This is what the door to our bathroom looked like this morning. Not only was it a "lovely" orange colour, but it was literally the only door in the house that wasn't white... And to make it worse, it was actually painted white on the other side!
So, I first sanded it down, just a little bit to get rid of the shiny top coat - so that paint would stick better.
While I was at that, I also removed the front part of the door knob.
I'd also decided that I would put a fresh coat on the back of the door, because there was some damage/uncovered spots there, so I made sure to go over that too with the sanding block.
I wiped off the dust on the door and the floor, and as it was drying, I set about removing the rest of the door knob. It turned out to be a far more difficult task than I expected. In fact, it probably took me about a half an hour - and it was all because of this screw (scroll down. Yup. That one). The bottom one came out really easily, but the top one sure was darnded difficult. You see, I did the whole normal using a screwdriver.... and the stupid thing just turned and turned and turned, and didn't come out. I texted my dad, who suggested using a hammer, or a flathead screwdriver, or a pair of pliers to pull it out as I unscrewed it. I tried. It didn't work. What I ended up doing was using a magnet, a straight pin, a bobby pin, a screwdriver, the pliers, and eventually, my fingers. It was really complicated. And I didn't take a picture because I needed both hands... and then some.

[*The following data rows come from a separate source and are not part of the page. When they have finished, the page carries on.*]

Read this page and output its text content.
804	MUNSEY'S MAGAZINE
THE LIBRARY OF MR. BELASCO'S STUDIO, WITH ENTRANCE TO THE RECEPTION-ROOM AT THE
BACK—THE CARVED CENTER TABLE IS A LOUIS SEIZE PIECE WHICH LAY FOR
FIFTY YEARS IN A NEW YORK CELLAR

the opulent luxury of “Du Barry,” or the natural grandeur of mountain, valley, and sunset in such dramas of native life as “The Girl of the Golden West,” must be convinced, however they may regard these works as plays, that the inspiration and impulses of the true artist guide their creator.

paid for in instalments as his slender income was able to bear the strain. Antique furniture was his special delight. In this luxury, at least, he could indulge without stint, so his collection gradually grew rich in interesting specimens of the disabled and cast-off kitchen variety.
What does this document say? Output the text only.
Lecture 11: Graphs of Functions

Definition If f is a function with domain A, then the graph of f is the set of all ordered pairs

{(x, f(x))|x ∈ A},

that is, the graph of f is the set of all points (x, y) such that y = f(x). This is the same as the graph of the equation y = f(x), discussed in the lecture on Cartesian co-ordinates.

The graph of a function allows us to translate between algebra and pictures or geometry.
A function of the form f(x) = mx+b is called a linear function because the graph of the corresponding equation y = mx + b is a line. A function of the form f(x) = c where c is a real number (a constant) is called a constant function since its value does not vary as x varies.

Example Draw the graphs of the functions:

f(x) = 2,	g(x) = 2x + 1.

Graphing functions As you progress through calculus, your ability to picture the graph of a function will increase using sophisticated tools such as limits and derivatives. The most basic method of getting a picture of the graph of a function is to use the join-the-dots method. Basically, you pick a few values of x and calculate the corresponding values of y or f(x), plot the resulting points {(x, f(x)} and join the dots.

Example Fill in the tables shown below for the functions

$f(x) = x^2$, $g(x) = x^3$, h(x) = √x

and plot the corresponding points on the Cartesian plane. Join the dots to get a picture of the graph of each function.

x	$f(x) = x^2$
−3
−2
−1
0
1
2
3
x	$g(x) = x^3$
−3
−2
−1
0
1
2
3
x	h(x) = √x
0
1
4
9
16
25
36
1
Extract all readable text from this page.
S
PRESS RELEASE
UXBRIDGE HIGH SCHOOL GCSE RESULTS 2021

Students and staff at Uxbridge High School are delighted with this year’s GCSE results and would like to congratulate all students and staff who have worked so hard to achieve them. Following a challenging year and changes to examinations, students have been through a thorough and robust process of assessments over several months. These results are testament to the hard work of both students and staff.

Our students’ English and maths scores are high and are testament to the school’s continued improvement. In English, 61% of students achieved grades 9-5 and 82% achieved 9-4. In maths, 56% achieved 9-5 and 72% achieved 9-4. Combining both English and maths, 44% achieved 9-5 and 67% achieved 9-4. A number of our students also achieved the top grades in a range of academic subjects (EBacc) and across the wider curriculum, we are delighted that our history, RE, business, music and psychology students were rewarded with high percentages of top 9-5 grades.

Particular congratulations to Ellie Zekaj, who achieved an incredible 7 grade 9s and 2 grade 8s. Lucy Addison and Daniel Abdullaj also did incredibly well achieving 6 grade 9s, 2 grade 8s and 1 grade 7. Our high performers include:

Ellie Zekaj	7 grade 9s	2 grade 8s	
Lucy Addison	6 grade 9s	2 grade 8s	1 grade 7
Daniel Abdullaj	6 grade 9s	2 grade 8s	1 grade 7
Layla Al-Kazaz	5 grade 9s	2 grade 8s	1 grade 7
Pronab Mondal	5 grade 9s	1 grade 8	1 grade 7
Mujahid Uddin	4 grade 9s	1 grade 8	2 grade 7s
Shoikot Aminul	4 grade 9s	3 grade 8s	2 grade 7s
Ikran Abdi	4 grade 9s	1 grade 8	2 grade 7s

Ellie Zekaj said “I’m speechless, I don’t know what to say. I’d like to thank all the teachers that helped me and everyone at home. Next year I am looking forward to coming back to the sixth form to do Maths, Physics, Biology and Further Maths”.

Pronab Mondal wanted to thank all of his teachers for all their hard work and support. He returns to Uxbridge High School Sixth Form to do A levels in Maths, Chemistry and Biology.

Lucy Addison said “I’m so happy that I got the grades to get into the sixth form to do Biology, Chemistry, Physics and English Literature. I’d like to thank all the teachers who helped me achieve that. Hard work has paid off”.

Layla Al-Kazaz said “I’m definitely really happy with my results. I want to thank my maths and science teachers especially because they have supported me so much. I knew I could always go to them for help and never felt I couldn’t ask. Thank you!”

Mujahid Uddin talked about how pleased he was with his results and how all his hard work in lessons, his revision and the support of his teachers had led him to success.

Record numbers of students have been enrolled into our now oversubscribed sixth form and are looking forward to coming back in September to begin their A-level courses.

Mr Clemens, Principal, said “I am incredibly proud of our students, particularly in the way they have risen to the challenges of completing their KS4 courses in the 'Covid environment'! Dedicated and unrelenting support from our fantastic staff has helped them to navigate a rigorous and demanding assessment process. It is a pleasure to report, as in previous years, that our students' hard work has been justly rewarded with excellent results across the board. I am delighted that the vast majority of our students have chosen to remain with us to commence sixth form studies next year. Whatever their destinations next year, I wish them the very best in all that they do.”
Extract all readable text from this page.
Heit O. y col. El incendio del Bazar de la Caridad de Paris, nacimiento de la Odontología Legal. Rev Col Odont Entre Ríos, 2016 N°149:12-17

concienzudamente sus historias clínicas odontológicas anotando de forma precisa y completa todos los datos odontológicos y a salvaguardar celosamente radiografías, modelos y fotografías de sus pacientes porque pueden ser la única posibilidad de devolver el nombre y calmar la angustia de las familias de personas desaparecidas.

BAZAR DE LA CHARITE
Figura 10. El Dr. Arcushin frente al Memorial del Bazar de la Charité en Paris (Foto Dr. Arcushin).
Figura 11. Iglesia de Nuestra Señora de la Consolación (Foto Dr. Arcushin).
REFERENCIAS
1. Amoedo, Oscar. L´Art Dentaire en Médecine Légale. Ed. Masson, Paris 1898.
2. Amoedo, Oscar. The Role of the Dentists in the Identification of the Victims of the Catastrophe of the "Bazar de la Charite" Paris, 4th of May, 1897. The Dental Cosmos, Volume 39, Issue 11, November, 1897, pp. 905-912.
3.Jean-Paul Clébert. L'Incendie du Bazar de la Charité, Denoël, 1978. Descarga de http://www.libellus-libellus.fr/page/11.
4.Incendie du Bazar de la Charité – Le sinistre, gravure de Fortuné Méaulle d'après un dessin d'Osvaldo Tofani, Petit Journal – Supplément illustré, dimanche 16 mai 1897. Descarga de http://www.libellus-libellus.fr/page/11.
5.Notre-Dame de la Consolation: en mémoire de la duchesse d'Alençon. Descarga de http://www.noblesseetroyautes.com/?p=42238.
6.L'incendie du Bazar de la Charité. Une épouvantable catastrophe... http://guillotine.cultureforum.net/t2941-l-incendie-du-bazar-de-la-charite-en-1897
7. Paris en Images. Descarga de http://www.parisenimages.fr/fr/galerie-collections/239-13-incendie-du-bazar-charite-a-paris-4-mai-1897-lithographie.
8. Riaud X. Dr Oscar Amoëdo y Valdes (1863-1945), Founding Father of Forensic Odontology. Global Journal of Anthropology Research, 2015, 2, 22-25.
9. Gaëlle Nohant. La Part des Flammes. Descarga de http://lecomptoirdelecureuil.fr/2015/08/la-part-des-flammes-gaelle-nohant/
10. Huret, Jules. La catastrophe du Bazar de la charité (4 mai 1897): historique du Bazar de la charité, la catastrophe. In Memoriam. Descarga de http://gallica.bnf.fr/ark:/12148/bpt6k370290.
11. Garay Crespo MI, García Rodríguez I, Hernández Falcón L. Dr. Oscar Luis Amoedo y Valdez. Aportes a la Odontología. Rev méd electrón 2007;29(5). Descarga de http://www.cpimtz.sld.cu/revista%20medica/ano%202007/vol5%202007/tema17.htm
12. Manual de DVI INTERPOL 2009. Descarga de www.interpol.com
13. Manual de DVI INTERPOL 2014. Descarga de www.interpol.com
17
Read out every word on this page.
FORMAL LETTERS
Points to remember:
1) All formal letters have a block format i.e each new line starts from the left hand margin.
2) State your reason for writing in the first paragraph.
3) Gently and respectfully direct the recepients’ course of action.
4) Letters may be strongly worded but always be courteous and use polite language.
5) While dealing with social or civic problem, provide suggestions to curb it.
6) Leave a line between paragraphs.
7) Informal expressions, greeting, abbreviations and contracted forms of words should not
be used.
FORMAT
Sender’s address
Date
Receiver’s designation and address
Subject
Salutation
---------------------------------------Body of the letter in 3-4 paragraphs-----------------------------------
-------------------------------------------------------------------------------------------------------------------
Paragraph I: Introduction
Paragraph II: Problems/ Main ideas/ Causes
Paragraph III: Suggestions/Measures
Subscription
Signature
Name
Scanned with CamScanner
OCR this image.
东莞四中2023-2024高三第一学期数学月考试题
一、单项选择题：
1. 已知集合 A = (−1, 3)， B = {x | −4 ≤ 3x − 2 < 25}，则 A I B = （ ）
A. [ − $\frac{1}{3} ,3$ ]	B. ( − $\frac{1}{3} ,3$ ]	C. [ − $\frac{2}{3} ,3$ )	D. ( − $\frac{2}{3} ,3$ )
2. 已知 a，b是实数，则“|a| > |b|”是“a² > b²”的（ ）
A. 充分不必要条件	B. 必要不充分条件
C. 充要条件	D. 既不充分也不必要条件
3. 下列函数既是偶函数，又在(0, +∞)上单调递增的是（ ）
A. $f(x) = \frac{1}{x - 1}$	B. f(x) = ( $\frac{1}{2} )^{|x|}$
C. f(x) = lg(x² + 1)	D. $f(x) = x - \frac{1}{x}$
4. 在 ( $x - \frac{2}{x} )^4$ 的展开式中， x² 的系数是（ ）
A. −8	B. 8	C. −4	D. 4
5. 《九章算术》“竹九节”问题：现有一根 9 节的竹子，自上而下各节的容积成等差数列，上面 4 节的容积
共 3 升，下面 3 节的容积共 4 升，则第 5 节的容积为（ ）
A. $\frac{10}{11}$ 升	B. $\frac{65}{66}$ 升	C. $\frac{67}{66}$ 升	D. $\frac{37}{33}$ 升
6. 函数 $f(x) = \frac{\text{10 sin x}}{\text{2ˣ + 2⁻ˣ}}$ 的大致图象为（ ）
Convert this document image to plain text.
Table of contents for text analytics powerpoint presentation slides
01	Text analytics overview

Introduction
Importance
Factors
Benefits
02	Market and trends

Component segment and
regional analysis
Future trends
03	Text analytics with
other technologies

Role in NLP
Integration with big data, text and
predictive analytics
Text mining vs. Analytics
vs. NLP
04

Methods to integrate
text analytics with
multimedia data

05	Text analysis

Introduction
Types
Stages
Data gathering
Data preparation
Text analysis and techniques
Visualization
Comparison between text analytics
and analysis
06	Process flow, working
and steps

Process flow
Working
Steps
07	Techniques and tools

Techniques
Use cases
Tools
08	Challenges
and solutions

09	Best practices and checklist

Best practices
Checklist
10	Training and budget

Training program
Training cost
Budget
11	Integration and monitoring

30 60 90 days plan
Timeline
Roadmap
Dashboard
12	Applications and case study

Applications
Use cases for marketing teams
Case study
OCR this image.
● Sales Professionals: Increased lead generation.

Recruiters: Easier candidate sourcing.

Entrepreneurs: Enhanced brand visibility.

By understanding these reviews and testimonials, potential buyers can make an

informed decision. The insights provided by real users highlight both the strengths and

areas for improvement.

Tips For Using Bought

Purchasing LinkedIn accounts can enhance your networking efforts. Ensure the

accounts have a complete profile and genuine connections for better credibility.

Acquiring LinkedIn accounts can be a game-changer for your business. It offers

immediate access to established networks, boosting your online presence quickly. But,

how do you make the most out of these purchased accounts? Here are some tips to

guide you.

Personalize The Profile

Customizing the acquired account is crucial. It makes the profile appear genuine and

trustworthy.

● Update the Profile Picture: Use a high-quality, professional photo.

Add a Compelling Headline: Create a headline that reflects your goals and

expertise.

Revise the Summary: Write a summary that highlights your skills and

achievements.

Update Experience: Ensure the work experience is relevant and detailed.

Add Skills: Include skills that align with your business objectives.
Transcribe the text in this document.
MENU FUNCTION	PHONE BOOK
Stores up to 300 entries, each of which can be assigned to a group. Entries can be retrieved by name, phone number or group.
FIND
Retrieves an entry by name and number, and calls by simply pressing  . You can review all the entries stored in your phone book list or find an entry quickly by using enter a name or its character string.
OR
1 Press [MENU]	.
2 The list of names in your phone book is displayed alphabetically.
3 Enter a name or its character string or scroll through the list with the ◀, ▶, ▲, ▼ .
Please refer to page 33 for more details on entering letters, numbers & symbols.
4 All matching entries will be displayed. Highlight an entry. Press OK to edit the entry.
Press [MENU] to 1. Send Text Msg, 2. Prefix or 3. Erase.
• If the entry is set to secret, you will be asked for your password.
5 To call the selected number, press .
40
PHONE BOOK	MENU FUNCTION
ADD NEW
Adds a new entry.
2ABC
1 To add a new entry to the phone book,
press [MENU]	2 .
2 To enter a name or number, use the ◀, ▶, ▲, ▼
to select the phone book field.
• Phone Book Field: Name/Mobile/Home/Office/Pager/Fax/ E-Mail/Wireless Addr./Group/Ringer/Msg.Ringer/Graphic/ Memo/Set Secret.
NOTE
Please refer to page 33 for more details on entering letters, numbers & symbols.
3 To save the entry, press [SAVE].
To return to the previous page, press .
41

However, once I had that all taken care off, I grabbed the primer that I picked up from Canadian Tire last night ($12 for a gallon!) and prepped it to go. I got a latex based primer because the oil based ones have a lot of fumes in them and can be unhealthy in the short term (headaches, feeling high, etc.) and in the long term (cancer!). Especially since I would mostly be working in the tiny, tiny bathroom, I didn't want those unwelcome effects.
I used a paintbrush and a small foam roller for the work (paintbrush for any needed cutting in, and the roller for the rest of it). Oh! And one tip - that I actually learned at Humber College, back when I was taking classes in set painting - for a new can of paint, is to hammer a few holes around the edge, to make any paint drips fall back into the can, thus keeping that space paint free so the lid can close properly.
Here's what the door looked like after one coat of primer. It was pretty faint, but that's alright since the primer is mostly to provide a rough surface for the paint to hold on to.
While I had the primer out, I decided I ought to experiment with something that I've been considering doing since we moved in: painting the linoleum in the bathroom. Now, when I mentioned this last week, I was warned that it wouldn't be a good idea to paint the floor, but I figured, since we don't walk on the walls, what's the harm in trying it? I mean, honestly. It's not like I like the existing linoleum; we definitely won't be keeping it forever, so why not? Besides, experiments are always fun!
And really. Could anything be worse than faded yellow with ugly pink flowers?
And so, my day disappeared into the bathroom (I started in the morning and didn't finish until the evening. Painting is exhausting!). But when I emerged, after, what... seven hours? This was the finished product:
Sorry about the poor lighting. It was definitely dark by the time I emerged. But honestly, doesn't it look so much better? While I don't think close inspection would leave anyone believing it's actually tile, it sure looks a loooooooot more like tile than that fifty year old linoleum design. And I have plans to make it feel even more a part of a finished bathroom. But scroll up again once more. I love, love, love how it looks with the grey walls. And surprisingly enough, it even makes that ugly vanity countertop seem less glaring - though nothing can hide that pink sink! It's fantastic that I was able to redo the entirety of the bathroom walls with two buckets of paint, and a bucket of primer (and all three of those gallons have plenty of leftovers just waiting to be implemented in something else... kitchen table, anyone?).
Though, unfortunately, this did happen in the shower when Derek got home from work and cleaned himself with semi-wet paint on the wall. So, I think I'll finish the inside of the shower when I know there'll be at least twenty-four hours for the paint to completely dry... so there's no more of the peeling and sliding off. But even when I look at this, I just have to scroll back up (the shot with the mirror and the herringbone towel is my favourite!) and I'm reminded of how much it was/is totally worth it.
Note: The paint that I used is Glidden's EasyFlow in semi-gloss (I took the can right off the shelf, so that I'll always know what colour to use; no forgetting paint names for me!). I just chose the cheapest gallon of paint that Canadian Tire had. It seemed to work pretty well, though I had to use a bunch of coats. I'm not sure if that was the paint? Or the fact that I was using white? Or the foam roller? Who knows.